医療法人成りは、節税や手続きの話として語られることが多いですが、実務で問題になるのは、もっと地味な部分です。

それは、資産と借入をどう扱い、その後のお金の流れをどう設計するか。

ここを誤ると、「法人化したのに、なぜか苦しくなった」という状態になります。

この連載では、実際に現場で起きた法人成りの失敗事例をもとに、何を見落とすと、どこでズレるのかを整理していきます。


※本記事は、医療法人成りをテーマにした全3回の連載です。

第1回:医療法人成りの失敗例 ― 借入を法人に移しすぎて、理事長が借金スタートになった話

第2回:医療法人成りと消費税 ― 自分の法人に資産を移しただけで課税される理由

第3回:医療法人成り後にお金が残らない理由 ― 資産の扱いと資金設計の失敗


冒頭リード

「法人化して、黒字のはずなのに、なぜか個人の生活が楽にならない」

法人成り後、こう感じている理事長は少なくありません。

原因は、税金ではなく設計にあります。


個人が苦しくなると、法人も歪む

個人側で資金が足りなくなると、法人から役員報酬を多めに取らざるを得なくなります。

その結果、

  • 法人の利益が圧迫され
  • 法人も赤字経営に

個人と法人は、切り離せません。


本来やるべきだった設計

重要なのは、

  • 法人と個人、それぞれの収支・資金計画
  • 資産を法人へ移すか、個人に残すか

これを同時に考えることです。


資産の扱いで何が変わるのか

建物を法人へ移す場合

  • 個人は地代家賃を受け取れない
  • 個人収入は役員報酬が中心

建物を個人に残す場合

  • 法人から地代家賃を受け取れる
  • 役員報酬を無理に上げなくて済む

医療機器も同様で、移すか残すかで、リース料や報酬設計が変わります。


設計ミスの結果

資産の扱いを先に決め、資金計画を後回しにすると、

  • 個人が苦しい
  • 法人も苦しい

という状態になります。


まとめ

医療法人成りは、節税の話ではありません。

  • 資産の扱い
  • 役員報酬・地代家賃・リース料
  • 個人と法人、両方が回るか

ここを外すと、長く苦しむことになります。

特に、資産や借入の扱い、消費税、 法人と個人のお金の流れは、 事前の整理で結果が大きく変わります。

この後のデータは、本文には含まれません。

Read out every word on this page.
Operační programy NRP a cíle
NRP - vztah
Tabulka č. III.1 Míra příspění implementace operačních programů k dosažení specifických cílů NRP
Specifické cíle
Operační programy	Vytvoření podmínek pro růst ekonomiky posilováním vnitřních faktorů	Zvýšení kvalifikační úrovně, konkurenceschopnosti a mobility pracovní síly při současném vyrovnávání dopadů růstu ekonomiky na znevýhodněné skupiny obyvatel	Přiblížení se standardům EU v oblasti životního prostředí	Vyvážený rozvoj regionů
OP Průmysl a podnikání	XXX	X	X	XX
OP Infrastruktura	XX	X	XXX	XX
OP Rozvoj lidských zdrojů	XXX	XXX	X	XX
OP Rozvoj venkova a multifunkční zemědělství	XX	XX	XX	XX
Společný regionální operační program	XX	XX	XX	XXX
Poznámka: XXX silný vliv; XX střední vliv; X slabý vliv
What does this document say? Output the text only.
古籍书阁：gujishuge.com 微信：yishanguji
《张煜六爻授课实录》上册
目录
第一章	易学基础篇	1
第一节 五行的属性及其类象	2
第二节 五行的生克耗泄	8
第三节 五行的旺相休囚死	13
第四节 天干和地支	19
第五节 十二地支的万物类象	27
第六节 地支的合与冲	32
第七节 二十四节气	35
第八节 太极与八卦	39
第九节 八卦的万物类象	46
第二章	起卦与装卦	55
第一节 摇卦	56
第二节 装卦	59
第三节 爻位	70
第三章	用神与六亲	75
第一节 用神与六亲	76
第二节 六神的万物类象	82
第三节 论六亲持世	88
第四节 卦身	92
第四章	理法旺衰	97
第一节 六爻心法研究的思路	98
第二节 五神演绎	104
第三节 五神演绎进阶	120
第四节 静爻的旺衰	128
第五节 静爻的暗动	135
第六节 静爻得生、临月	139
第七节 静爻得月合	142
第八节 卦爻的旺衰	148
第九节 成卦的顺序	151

「今の考え方で進めて問題ないか」 そう感じた段階でのご相談であれば、 修正できる選択肢はまだ残っています。

医業経営を前提にした法人成りの設計について、 個別の状況を踏まえて整理したい場合は、 お気軽にご相談ください。


※本記事は、医療法人成り連載の第3回(最終回)です。

これまでの記事では、 ・借入の扱い ・消費税の落とし穴 ・資金設計の失敗

について解説してきました。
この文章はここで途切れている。